Di tengah isu ekstremisme dan intoleransi yang mengancam persatuan, pesantren memiliki peran sentral dan strategis sebagai institusi yang efektif Menjawab Tantangan Radikalisme. Lebih dari sekadar tempat belajar agama, pesantren tradisional berfungsi sebagai laboratorium moderasi beragama (wasathiyah) yang membumi, menanamkan nilai-nilai tasamuh (toleransi), tawazun (keseimbangan), dan tawasut (moderat). Sistem pendidikan yang diwariskan dari para ulama Nusantara ini secara inheren menolak pemahaman agama yang kaku, tekstualis, dan eksklusif. Oleh karena itu, pesantren menjadi benteng terdepan dalam Menjawab Tantangan Radikalisme dengan mencetak santri yang berislam secara inklusif dan nasionalis.
Kekuatan Tradisi Intelektual Salafus Shalih
Dasar utama pesantren dalam Menjawab Tantangan Radikalisme terletak pada kurikulum keilmuannya, khususnya melalui Balajar Empat Mazhab dan penguasaan Kitab Kuning.
- Fiqih Komparatif: Santri diajarkan bahwa perbedaan pendapat (ikhtilaf) dalam masalah furu’ (cabang hukum) adalah hal yang sah dan telah ada sejak zaman ulama salaf. Pembelajaran komparatif ini mengajarkan kerendahan hati intelektual (tawadhu’), yang merupakan lawan dari klaim kebenaran tunggal yang menjadi ciri khas radikalisme. Mereka belajar bahwa semua pandangan memiliki dasar dalil, sehingga tidak ada alasan untuk menyalahkan pihak lain.
- Tasawuf dan Akhlak: Studi tentang Tasawuf (seperti Kitab Al-Hikam atau Ihya’ Ulumiddin) menekankan introspeksi diri (muhasabah), penyucian hati, dan pentingnya hubungan baik dengan sesama manusia (hablum minannas). Fokus pada perbaikan diri ini mengalihkan energi santri dari menghakimi orang lain ke arah perbaikan spiritual pribadi.
Pengasuh Pondok Pesantren fiktif, K.H. Rahmat Hidayat, yang merupakan konsultan Badan Nasional Penanggulangan Terorisme (BNPT) sejak tahun 2022, sering mengatakan bahwa, “Pesantren mengajarkan adab sebelum ilmu. Adab itulah yang membuat santri tidak mudah menghakimi.”
Integrasi Nasionalisme dan Hubbul Wathan
Selain moderasi agama, pesantren secara historis menanamkan nilai-nilai nasionalisme yang kuat (hubbul wathan minal iman—cinta tanah air adalah bagian dari iman).

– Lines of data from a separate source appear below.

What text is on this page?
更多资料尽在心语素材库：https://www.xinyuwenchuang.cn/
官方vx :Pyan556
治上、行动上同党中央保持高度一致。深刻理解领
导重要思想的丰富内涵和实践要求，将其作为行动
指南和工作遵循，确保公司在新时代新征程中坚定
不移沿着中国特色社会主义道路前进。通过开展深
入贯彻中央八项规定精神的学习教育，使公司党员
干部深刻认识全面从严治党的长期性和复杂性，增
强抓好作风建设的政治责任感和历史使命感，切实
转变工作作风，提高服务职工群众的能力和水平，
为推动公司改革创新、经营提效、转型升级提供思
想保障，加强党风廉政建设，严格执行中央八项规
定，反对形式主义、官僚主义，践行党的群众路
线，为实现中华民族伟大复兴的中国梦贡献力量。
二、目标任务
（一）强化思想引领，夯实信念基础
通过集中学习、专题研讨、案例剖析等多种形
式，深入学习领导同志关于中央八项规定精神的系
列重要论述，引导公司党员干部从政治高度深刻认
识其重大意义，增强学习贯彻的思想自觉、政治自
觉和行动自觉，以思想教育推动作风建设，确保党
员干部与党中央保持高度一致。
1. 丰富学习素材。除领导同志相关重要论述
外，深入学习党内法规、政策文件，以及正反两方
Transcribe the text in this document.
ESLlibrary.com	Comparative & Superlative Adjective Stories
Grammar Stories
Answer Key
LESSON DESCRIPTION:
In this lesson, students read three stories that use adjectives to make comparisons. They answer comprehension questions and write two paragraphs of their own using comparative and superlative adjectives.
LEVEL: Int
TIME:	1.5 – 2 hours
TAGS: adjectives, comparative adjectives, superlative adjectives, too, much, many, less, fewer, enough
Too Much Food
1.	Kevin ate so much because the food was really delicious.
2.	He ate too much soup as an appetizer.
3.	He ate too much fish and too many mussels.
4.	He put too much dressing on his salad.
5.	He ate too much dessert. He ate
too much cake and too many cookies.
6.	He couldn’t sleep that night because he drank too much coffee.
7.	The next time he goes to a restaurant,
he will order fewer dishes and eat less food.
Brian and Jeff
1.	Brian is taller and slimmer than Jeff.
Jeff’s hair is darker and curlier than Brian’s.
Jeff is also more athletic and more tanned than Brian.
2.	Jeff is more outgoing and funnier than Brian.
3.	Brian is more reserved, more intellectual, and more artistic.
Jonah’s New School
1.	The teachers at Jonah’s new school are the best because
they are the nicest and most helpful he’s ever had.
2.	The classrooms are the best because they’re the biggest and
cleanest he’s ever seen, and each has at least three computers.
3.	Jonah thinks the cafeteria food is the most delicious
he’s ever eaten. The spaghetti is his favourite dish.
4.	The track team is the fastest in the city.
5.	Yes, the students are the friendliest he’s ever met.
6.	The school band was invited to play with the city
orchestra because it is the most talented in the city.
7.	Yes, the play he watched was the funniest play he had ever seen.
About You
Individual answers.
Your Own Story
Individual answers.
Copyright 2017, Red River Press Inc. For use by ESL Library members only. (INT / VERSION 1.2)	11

- Peringatan Hari Besar Nasional: Berbeda dengan kelompok radikal yang menolak peringatan hari besar negara, pesantren secara aktif mengadakan upacara bendera, memperingati Hari Kemerdekaan, dan memasukkan sejarah perjuangan ulama dalam kurikulum mereka. Misalnya, upacara bendera di Pesantren “Bela Negara” fiktif selalu diadakan setiap tanggal 17 Agustus dengan khidmat, diikuti dengan mau’izhah hasanah (nasihat baik) tentang peran santri dalam menjaga NKRI.
- Musyawarah dan Demokrasi: Melalui organisasi santri, mereka dilatih dalam Problem Solving Kolektif dan musyawarah, yang merupakan praktik nyata dari demokrasi dan penghormatan terhadap konsensus, mengajarkan mereka Pelajaran Hidup tentang kewarganegaraan yang baik.
Kehadiran Alumni Pesantren yang berwawasan luas dan berintegritas di berbagai sektor publik, termasuk di lembaga aparat negara seperti Kepolisian dan TNI, menjadi bukti konkret keberhasilan pesantren dalam Menjawab Tantangan Radikalisme melalui pendidikan karakter yang moderat. Mereka adalah agen penyebar Islam yang damai dan inklusif di tengah masyarakat.